ベッドに入ってから深く息を吸おうとしても、なぜか胸のあたりが突っ張って、空気が奥まで入っていかない感覚はないでしょうか。
「リラックスするために深く呼吸をしよう」と思っても、物理的に身体のパーツが硬く縮こまっていては、呼吸を深くすることはできません。
浅い呼吸の原因は、自律神経の乱れだけではなく、実は肋骨の隙間にある小さな筋肉の強張りにあります。
今回は、知っているだけで今夜から呼吸が楽になる、肋骨まわりのメカニズムと簡単なほぐし方を紐解いてみませんか。
鳥かごのように動く、肋骨の隙間のジャバラ構造
私たちの肺は、それ自体が自力で膨らんだり縮んだりする筋肉を持っていません。
肺を囲んでいる鳥かごのような肋骨の隙間を、一対 of 肋間筋(ろっかんきん)」という薄い筋肉がジャバラのように伸び縮みさせることで、初めて空気が中へと入ってきます。
しかし、日中にデスクワークやスマートフォンの画面を凝視し続けていると、前かがみの姿勢のままこのジャバラが完全に縮んだ状態で固まってしまいます。
これでは、いくら頭で「深く吸おう」と意識しても、胸の容積が物理的に広がらないため、呼吸はどんどん浅くせわしなくなっていくのです。
つかんだ両手が、左右に「3センチ離れていく」ように吸う
この固まったジャバラをほぐすために、グイグイと体をひねるような難しいストレッチは必要ありません。

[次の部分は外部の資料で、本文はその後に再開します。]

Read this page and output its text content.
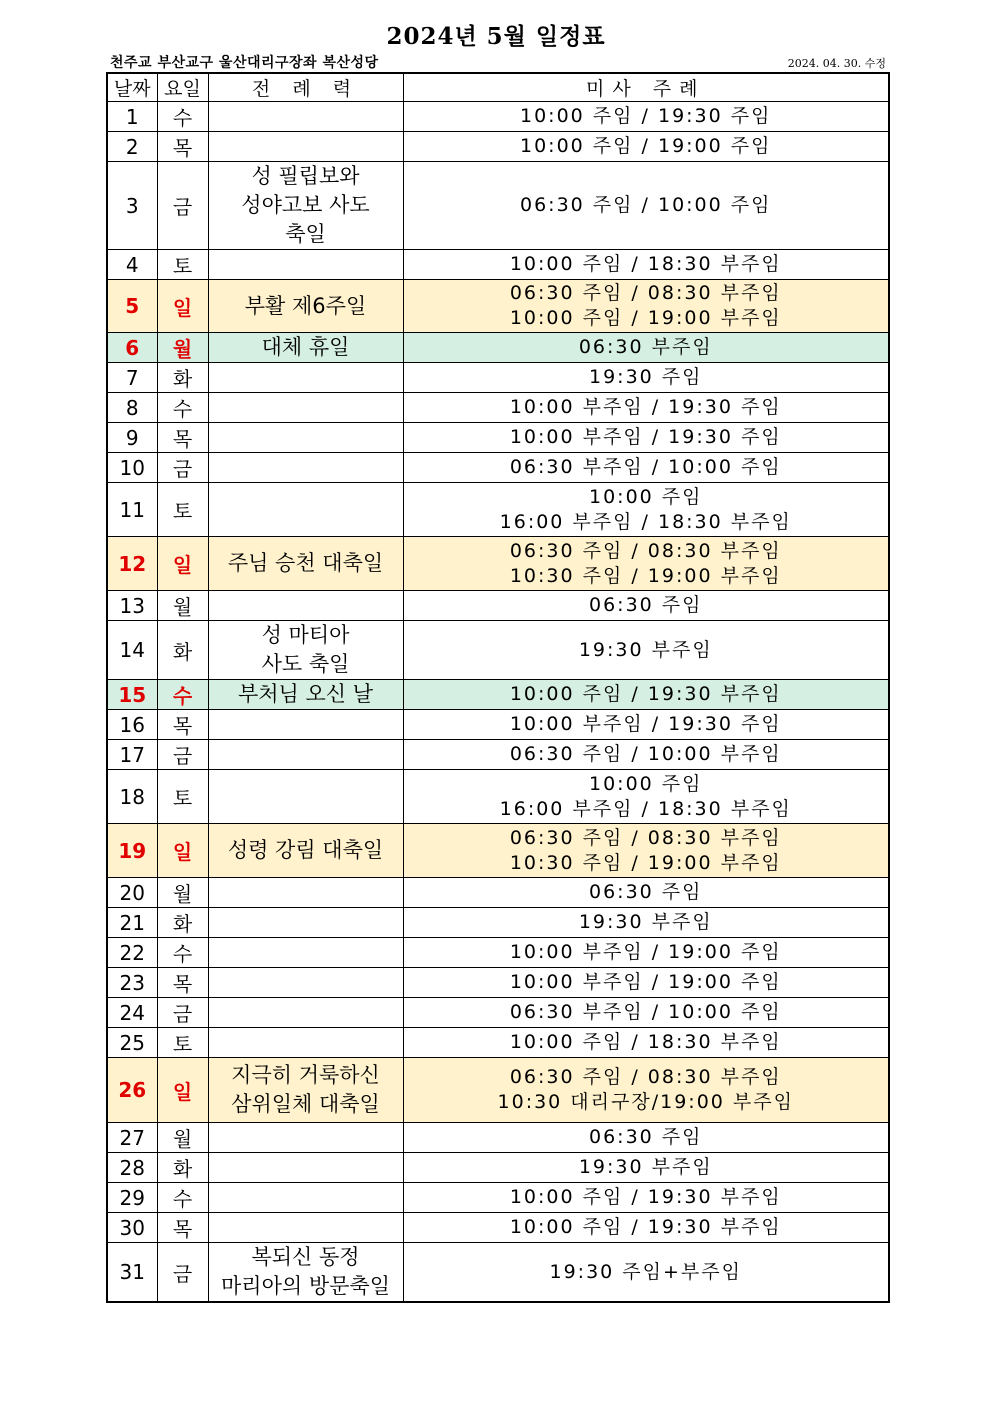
2024년 5월 일정표
천주교 부산교구 울산대리구장좌 복산성당	2024. 04. 30. 수정
날짜	요일	전 례 력	미사 주례
1	수		10:00 주임 / 19:30 주임
2	목		10:00 주임 / 19:00 주임
3	금	성 필립보와
성야고보 사도
축일	06:30 주임 / 10:00 주임
4	토		10:00 주임 / 18:30 부주임
5	일	부활 제6주일	06:30 주임 / 08:30 부주임
10:00 주임 / 19:00 부주임
6	월	대체 휴일	06:30 부주임
7	화		19:30 주임
8	수		10:00 부주임 / 19:30 주임
9	목		10:00 부주임 / 19:30 주임
10	금		06:30 부주임 / 10:00 주임
11	토		10:00 주임
16:00 부주임 / 18:30 부주임
12	일	주님 승천 대축일	06:30 주임 / 08:30 부주임
10:30 주임 / 19:00 부주임
13	월		06:30 주임
14	화	성 마티아
사도 축일	19:30 부주임
15	수	부처님 오신 날	10:00 주임 / 19:30 부주임
16	목		10:00 부주임 / 19:30 주임
17	금		06:30 주임 / 10:00 부주임
18	토		10:00 주임
16:00 부주임 / 18:30 부주임
19	일	성령 강림 대축일	06:30 주임 / 08:30 부주임
10:30 주임 / 19:00 부주임
20	월		06:30 주임
21	화		19:30 부주임
22	수		10:00 부주임 / 19:00 주임
23	목		10:00 부주임 / 19:00 주임
24	금		06:30 부주임 / 10:00 주임
25	토		10:00 주임 / 18:30 부주임
26	일	지극히 거룩하신
삼위일체 대축일	06:30 주임 / 08:30 부주임
10:30 대리구장/19:00 부주임
27	월		06:30 주임
28	화		19:30 부주임
29	수		10:00 주임 / 19:30 부주임
30	목		10:00 주임 / 19:30 부주임
31	금	복되신 동정
마리아의 방문축일	19:30 주임+부주임
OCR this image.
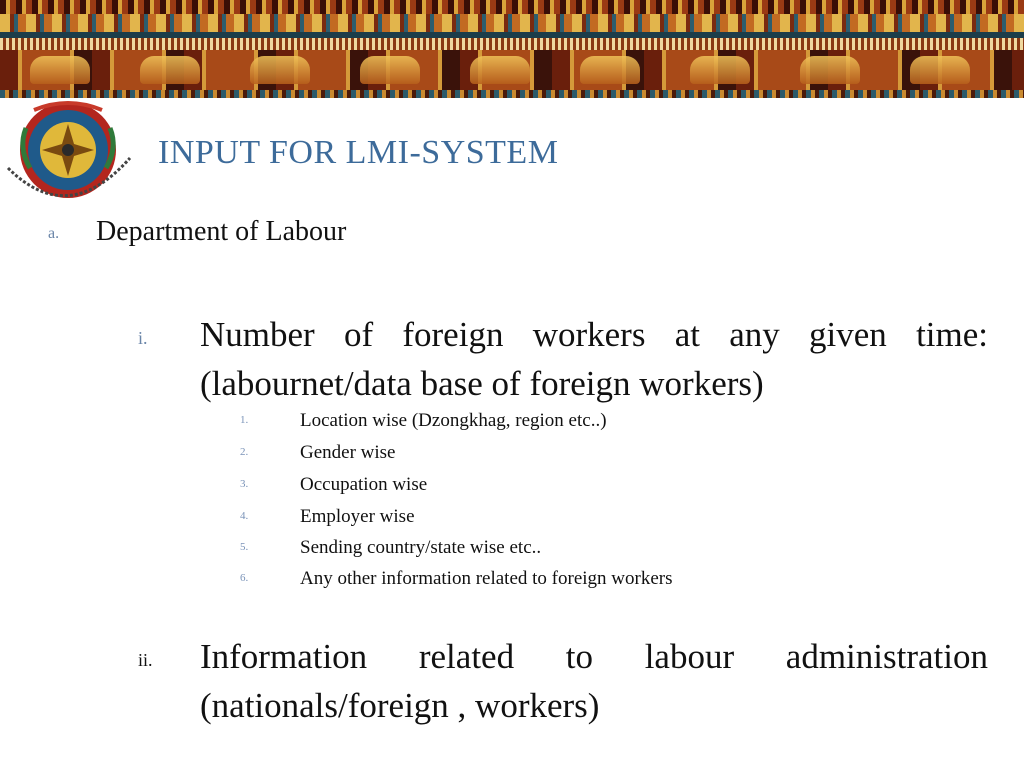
INPUT FOR LMI-SYSTEM
a. Department of Labour
i. Number of foreign workers at any given time: (labournet/data base of foreign workers)
1.	Location wise (Dzongkhag, region etc..)
2.	Gender wise
3.	Occupation wise
4.	Employer wise
5.	Sending country/state wise etc..
6.	Any other information related to foreign workers
ii. Information related to labour administration (nationals/foreign , workers)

まず、ベッドの上でリラックスした状態で、両方の脇腹を、親指が後ろ、残りの4本の指が前になるようにガシッと横から挟み込みます。
ここからが一番大切な動きです。
挟んだ手のひらで、左右の肋骨をギュッと内側に少し押し潰すように圧をかけたまま、鼻から息を吸い込んでみてください。
このとき、お腹を膨らませるのではなく、押し潰された肋骨が空気の力で内側から押し返され、挟んでいた右の手のひらと左の手のひらが、左右真横にすうっと「3センチずつ離れていく」ように動けば大正解です。
外から引っ張るのではなく、内側からの空気の圧力で、縮んだ隙間を1ミリずつ押し広げていくリアルな手応えが掴めるはずです。
吐く息を4秒長くするだけで、胸が勝手に緩んでいく
肋骨を内側から広げたら、今度は吸った時間の倍くらいの長さをかけて、口から細く長く息を吐き出していきます。
目安としては、4秒かけて吸ったら、8秒かけてゆっくりと吐ききっていくイメージです。
左右に広がっていた両方の手のひらが、息が抜けるのと同時に、また元の位置へとゆっくり近づいていくのを手のひらで感じてください。
人間の身体は、息を最後までしっかりと吐ききったときに、肋骨が一番小さく閉じて、まわりの筋肉がふっと弛緩するように設計されています。
この「吸って広げ、吐いて緩める」という動きを、胸の横側に手を当てたまま3回から5回、約1分間繰り返すだけです。
たったこれだけの作業で、硬く固まっていた胸の鳥かごが柔軟性を取り戻し、驚くほど滑らかに動き始めます。
今夜は胸のジャバラを伸ばしてみませんか
日中の緊張や長時間の同じ姿勢によって、私たちの身体は思った以上に外側からしめつけられた状態になっています。
夜、眠りにつく前の時間は、そんな縮こまった身体のパーツを、1つずつ本来の遊びがある状態へと戻してあげる時間です。
時計の数字を気にするのをやめて、ただ1分間だけ、自分の肋骨が水風船のように大らかに膨らみ、しぼんでいく動きに意識のピントを合わせてみる。
胸のジャバラが柔らかく広がるスペースが生まれたとき、吸い込まれた空気はお腹の底までフラットに届くようになります。
内側の空気の通り道がすうっと整っていく心地よさのなかで、高ぶっていた頭の中は静かに凪いでいき、穏やかな休息の時間へと自然に引き込まれていくのではないでしょうか。